Colin and I have, what they call, “Hospital Brain.” Confined to the same hospital room, day in day out, with interrupted sleep, constant beeping from machines, hours of waiting around, and moments of intense stress we have been pushed beyond fatigue. We are so sleep-deprived that our sluggish brains cannot function anywhere near to normal capacity. We’re at about 30%, if we’re lucky. Sometimes that’s combined. Think early stages of caring for a new born baby and crank it up at least 5 notches, then remove the joy and wonder of cuddling and first smiles that make it all worthwhile and you’ve got the picture.
But this Maddie girl. She continues to astound us with her fierce determination and resilience. This girl is beyond tough. She is the very definition of strong.
Who else could be days out from her third surgical procedure and, with three chest tubes hanging down, ride a tricycle around the hospital floor? Multiple laps, mind you.
(This fine video brought to you by Google + courtesy of the Auto Awesome function.)
Is she jolly? Does she laugh readily? Does she cooperate easily? Does she even interact when friends stop by to visit. No. But she is worlds better off than earlier this month.
Somehow, despite the pain, the anxiety, the fear that come with healing on the surgical floor, Maddie manages to forge onward. She gets up and moves around, walking from the bed to the chair to the commode. She swallows pills and deals with the fluctuations in all the medications, the blood thinners, the diuretics they’re prescribing to dry up the fluid drainage. She suffers through the dressing changes as tubes and catheters continue to be removed, skin red and sometimes blistered and always the adhesive too strong for comfort. Every day she bravely faces the blood draws required to obtain just the right INR levels for her now life-long dependency on Warfarin.

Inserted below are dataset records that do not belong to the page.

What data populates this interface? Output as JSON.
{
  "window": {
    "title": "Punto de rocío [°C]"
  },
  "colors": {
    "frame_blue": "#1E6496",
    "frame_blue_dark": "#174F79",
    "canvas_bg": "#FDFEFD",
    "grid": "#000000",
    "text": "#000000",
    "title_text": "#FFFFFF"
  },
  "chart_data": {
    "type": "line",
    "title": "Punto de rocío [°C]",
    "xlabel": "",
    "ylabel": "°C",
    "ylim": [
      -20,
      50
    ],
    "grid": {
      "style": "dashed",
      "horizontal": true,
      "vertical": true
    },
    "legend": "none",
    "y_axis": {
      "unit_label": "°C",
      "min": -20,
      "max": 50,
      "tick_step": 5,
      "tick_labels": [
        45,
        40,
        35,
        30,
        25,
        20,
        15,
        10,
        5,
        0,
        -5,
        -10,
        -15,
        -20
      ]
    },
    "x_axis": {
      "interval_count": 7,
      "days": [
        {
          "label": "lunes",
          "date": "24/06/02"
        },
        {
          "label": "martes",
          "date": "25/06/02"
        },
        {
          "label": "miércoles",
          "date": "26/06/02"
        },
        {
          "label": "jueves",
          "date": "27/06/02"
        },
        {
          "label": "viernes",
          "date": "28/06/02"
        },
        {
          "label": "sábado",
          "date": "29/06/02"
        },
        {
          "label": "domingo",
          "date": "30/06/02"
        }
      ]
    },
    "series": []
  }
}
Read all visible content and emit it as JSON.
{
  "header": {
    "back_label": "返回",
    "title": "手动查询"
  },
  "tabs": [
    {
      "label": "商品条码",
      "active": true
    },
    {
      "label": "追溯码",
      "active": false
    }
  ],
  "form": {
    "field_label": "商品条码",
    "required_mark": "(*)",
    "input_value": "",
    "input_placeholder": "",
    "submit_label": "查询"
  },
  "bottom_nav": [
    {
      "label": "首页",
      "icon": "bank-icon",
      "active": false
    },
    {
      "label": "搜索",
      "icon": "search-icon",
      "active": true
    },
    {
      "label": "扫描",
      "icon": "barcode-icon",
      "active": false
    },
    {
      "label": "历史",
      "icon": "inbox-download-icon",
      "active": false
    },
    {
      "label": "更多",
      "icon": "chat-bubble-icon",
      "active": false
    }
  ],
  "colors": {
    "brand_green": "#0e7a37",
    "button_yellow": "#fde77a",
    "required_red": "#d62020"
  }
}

But here we are, three weeks and three days into this thing and at long last we are finally seeing the end of the tunnel. On Friday, they removed her PICC line and the last of her IV medications. Yesterday, they removed the mediastinal tube, which leaves two remaining chest tubes. Her total drainage output on Monday was 700-something mL for all three. This morning, it was just under 100 mL total. Steady progress. We’ve watched her improve right before our eyes.
Which brings me to my last thought. We are only able to be here with her everyday, watching and caring for her through these long hours because of all of you. Your prayers, your kind words of encouragement, your visits, your babysitting care, your meals, your gifts, your thoughtful treats. All of them have made it possible for us to see our little girl return to health.
Several nurses have commented on how saddened they are by the children they care for here who are without their families because of work constraints and distance, some residing in far away states. But we are able to be here every minute because of the love of our family and friends. Your support is an answer to our prayers. God has answered them directly through you. Our gratitude is immeasurable.
We are nearly there. Please bear with us just a little longer. We can hardly wait.